Dr. Debra Basil is a co-founder and director of the Institute for Consumer and Social Well-being, a professor of marketing at the University of Lethbridge's Dhillon School of Business and a Board of Governor’s Research Chair.

Debra, whose research expertise includes employee volunteerism, cause-related marketing, charity appeals, corporate social responsibility and social marketing, took some time to chat with us about social responsibility and sustainability in business.  

For those that aren't familiar, could you explain social responsibility and sustainability as it relates to organizations?

Social Responsibility and sustainability are closely intertwined terms. There are many definitions and they are often contested, so I’ll provide my own perspective. Social responsibility, or corporate social responsibility (CSR), is the notion that companies are responsible to a wider group of stakeholders beyond their shareholder group.

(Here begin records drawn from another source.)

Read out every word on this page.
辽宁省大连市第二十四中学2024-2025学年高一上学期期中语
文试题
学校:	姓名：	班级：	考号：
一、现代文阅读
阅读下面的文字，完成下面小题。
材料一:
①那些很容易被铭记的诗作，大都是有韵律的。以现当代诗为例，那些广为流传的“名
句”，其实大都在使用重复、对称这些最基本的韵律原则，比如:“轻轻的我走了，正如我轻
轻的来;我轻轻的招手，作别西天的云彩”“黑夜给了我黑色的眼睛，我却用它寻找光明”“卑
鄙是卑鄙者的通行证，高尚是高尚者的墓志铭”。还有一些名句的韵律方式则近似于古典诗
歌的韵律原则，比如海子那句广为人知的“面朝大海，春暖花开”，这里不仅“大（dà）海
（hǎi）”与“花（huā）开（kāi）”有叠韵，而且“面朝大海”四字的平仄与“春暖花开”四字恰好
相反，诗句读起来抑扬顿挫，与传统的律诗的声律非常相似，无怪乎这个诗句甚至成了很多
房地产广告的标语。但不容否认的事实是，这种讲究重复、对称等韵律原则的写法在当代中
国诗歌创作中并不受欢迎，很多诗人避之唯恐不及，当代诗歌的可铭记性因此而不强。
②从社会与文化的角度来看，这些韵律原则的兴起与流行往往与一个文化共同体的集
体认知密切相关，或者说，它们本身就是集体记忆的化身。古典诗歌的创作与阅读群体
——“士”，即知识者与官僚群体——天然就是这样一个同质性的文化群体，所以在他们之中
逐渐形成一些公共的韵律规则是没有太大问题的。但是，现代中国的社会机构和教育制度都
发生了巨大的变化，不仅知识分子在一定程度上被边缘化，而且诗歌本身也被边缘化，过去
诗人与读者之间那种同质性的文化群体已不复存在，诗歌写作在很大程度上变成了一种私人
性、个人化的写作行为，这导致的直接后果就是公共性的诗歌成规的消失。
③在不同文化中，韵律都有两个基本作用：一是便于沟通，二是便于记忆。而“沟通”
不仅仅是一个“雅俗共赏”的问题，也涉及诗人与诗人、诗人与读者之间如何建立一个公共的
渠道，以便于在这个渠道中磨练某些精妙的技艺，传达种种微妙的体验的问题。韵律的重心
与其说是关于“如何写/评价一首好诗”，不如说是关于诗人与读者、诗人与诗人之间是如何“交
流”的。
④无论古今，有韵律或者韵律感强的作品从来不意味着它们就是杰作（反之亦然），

Companies have a responsibility to all whom they affect, including (but not limited to) their local communities, their employees, their supply chain and their customers. Companies take actions to demonstrate their social responsibility often because they know that their customers want this and will reward them with purchases.

The term sustainability is often used to reflect environmentalism. Companies are increasingly demonstrating their commitment to the environment through how they produce and package their products, as well as through the very nature of the products they produce. These efforts reflect consumer demand for sustainable products. They also reflect an understanding that sustainability can often be more profitable for a company. This is in part because it appeals to consumers and in part because a commitment to sustainability forces a company to carefully examine all processes and increase their production efficiencies.

You are a co-founding member and director of the Institute for Consumer and Social Well-being, could you describe what the institute is and its purpose?

ICSW is aptly named in that it is an organization focused on the well-being of individual consumers as well as society in general. ICSW members are all marketing faculty within the Dhillon School of Business. We have been fortunate over the years that our administrators have understood the competitive niche we have developed and have allowed us to consistently hire individuals who can contribute to our unique market positioning. As a result, the University of Lethbridge is known internationally for our work in the areas of social and individual well-being. More specifically, we address issues of consumer prosocial behaviour, corporate social responsibility, non-profit marketing, charitable donations, environmentalism, social-change marketing, and volunteerism—all the “do-gooder” topics! We do this through our research and by holding small academic conferences and community training workshops, among other things.

What are some of the recent trends you and the institute have found in social responsibility and sustainability both locally and beyond with small businesses and larger organizations?

One trend in social responsibility and sustainability is that it is becoming increasingly important to consumers. CSR no longer sets a company apart from the competition. Instead, NOT doing CSR sets a company apart—in a very negative way. Companies are also starting to take a stand on more controversial issues than they have in the past. The most important factor for a company is to be genuinely committed to whatever cause they champion. Consumers will punish a company for being opportunistic with their CSR.

What measures or indicators are there that can be used to determine an organization’s level of social responsibility and sustainability?

There are a variety of indicators out there today. Companies need to choose the measure that best addresses what they are doing because some focus more in one area and some in another. Then they need to consistently show progress along their chosen metric. It is fine if a company isn’t “perfect”, as long as they demonstrate genuine commitment to their efforts and make continued, incremental progress.

What can we do as individuals to help our organizations improve their social responsibility and sustainability?

Vote with your wallet! Don’t support companies with practices that violate your own morals. For example, if you feel strongly that companies should pay their employees a living wage, don’t support companies that don’t do that.

Bonus question:

How can organizations ensure they are marketing responsibly during the current COVID-19 pandemic?

First, I think empathy is key. Companies need to demonstrate that they are taking care of their employees and that they care about their customers. Companies must not capitalize on the situation, not just because it’s unethical but also because consumers will punish them for it. Second, companies need to be authentic. Don’t use Covid as a smokescreen to cover poor service. Companies need to remain true to their core values even in this challenging environment. If the company used to support a particular cause, is there a way to help that cause through Covid? For smaller businesses, it’s okay for them to let their customers know they are struggling. Customers are often also their friends and will want to help. This seems less genuine with a larger company though, because people generally (and often accurately) assume that larger companies have more of a buffer available to weather this storm.